September 01, 2013
The changing nature of Canadian patents is stirring debate and conversation–in particular, for pharmaceutical companies. Partners Andrew Shaughnessy and Andrew Bernstein were sought for comment on the subject in the Canadian Bar Association National Magazine. Below is an excerpt of the article.
Andrew Shaughnessy and Andrew Bernstein, two patent lawyers at Torys LLP, believe that the ambiguity surrounding the promise doctrine is worth being clarified. They find it “a pity” that the Supreme Court declined to hear the Zyprexa appeal.
"Science and technology have evolved so quickly that legislation and reforms couldn’t follow. The way the law is applied now raises several problems."
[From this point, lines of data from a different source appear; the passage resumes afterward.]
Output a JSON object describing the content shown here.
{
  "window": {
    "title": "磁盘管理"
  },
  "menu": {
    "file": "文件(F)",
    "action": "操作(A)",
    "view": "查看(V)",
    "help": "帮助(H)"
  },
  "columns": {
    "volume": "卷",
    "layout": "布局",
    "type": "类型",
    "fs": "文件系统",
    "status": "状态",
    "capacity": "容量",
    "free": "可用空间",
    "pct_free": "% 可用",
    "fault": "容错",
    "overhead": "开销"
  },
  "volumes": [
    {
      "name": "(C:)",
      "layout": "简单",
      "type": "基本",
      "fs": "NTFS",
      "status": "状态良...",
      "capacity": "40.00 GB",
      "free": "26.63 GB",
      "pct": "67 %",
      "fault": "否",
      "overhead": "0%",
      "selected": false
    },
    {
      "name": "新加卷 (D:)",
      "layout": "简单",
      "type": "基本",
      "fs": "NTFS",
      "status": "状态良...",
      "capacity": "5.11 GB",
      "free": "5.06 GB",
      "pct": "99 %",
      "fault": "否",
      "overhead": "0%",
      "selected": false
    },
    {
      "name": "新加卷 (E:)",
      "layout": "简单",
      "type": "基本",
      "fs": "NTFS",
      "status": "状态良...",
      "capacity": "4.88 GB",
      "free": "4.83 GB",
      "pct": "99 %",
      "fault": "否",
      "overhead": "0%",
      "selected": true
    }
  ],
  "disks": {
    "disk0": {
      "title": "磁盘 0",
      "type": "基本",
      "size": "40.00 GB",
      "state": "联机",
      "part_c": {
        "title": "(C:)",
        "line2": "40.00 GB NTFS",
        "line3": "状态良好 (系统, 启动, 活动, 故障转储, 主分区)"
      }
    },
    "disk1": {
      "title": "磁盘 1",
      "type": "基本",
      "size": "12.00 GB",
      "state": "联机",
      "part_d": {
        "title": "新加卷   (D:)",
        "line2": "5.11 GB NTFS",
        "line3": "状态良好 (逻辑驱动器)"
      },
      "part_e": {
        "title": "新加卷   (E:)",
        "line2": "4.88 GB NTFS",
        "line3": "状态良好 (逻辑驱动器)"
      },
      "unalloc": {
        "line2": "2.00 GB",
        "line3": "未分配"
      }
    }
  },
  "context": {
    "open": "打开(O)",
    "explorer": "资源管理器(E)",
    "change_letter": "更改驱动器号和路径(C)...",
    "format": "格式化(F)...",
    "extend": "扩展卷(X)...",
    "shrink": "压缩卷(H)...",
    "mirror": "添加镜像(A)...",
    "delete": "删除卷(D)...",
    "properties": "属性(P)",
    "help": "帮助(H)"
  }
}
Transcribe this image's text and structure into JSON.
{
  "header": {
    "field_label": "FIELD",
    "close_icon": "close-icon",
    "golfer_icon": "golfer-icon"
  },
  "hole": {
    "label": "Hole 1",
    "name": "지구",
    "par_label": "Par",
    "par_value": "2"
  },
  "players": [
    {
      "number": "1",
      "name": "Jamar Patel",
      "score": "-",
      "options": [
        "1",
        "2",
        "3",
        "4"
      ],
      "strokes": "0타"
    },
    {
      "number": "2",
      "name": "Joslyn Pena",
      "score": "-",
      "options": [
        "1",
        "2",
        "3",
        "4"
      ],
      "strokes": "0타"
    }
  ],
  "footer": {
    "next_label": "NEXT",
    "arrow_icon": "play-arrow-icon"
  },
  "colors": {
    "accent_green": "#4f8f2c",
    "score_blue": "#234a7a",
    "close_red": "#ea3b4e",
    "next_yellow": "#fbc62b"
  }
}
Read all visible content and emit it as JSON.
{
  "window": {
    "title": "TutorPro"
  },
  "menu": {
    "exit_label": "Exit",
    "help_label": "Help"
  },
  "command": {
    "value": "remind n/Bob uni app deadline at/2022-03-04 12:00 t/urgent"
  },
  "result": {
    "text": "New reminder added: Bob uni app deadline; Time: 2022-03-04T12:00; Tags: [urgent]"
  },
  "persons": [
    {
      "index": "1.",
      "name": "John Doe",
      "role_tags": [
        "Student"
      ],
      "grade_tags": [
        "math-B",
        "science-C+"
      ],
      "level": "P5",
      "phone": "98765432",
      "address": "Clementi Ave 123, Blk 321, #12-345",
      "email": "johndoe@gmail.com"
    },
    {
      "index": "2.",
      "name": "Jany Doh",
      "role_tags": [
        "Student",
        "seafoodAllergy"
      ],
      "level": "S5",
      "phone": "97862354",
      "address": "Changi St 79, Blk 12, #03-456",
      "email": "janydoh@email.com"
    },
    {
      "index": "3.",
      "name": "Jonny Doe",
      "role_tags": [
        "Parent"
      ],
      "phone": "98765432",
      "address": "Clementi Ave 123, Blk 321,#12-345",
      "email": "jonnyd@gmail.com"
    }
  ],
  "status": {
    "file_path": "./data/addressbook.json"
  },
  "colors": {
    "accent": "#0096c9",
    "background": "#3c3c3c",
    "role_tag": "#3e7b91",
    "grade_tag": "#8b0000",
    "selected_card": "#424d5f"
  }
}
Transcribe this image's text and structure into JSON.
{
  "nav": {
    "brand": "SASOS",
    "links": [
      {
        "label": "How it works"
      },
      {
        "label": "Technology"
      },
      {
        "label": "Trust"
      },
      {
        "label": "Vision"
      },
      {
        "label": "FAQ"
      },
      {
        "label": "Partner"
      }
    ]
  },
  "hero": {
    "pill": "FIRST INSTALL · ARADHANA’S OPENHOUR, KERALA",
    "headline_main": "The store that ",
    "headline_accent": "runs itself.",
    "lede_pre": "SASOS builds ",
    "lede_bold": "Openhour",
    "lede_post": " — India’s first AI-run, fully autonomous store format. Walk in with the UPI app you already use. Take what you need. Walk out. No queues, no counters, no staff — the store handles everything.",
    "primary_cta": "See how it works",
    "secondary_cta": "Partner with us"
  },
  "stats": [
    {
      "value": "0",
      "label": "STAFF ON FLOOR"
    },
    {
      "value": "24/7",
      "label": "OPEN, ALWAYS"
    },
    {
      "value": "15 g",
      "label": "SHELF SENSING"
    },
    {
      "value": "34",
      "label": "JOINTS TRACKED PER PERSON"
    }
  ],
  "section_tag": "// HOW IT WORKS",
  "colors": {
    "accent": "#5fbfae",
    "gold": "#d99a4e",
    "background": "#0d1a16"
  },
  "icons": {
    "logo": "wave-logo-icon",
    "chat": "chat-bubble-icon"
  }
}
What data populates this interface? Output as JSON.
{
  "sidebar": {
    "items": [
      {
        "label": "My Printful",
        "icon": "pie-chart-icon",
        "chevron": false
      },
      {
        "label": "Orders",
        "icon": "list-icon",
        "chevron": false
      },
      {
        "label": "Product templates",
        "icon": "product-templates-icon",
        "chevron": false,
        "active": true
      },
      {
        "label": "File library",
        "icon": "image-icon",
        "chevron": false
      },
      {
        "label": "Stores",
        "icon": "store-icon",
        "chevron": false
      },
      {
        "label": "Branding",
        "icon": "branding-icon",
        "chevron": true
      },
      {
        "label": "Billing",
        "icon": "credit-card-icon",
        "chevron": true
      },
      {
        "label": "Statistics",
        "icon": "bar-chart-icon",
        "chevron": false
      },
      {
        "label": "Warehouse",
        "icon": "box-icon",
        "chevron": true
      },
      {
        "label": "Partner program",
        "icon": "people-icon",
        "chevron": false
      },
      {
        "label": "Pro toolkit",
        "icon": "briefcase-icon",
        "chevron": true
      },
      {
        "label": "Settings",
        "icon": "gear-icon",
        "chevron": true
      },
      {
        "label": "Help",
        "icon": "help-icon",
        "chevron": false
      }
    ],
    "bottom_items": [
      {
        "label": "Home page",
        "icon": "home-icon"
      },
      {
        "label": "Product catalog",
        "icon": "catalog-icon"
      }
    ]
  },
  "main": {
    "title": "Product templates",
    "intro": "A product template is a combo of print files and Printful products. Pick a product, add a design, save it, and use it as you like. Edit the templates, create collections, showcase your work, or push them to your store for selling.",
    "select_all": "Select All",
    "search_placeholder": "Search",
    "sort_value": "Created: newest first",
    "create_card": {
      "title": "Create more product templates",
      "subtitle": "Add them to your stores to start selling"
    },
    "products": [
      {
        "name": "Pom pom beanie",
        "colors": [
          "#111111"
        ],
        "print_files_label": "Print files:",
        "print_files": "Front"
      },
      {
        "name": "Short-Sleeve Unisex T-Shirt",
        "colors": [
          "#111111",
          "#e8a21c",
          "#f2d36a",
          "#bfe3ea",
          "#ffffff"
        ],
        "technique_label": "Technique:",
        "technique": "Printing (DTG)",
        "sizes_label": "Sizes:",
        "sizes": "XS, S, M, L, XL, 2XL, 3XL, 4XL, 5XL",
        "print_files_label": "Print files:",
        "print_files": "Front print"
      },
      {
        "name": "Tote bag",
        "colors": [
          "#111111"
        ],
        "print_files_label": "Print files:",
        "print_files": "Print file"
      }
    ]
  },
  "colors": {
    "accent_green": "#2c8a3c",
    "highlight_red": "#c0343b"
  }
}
“Any case that touches utility is a significant case,” they say. Although they believe that the courts seem to be coming back to some kind of balance—albeit slowly—it still remains that the “promise doctrine” and the lack of better-defined patent validity tests could have unfortunate consequences.
“Science and technology have evolved so quickly that legislation and reforms couldn’t follow,” say Shaughnessy and Bernstein. “The way the law is applied now raises several problems. Innovators and people who do business and who want patents to protect their research and investments are entitled to predictability. We need to ask ourselves whether these rules are serving our policy purposes. If they don’t, then we should amend them.”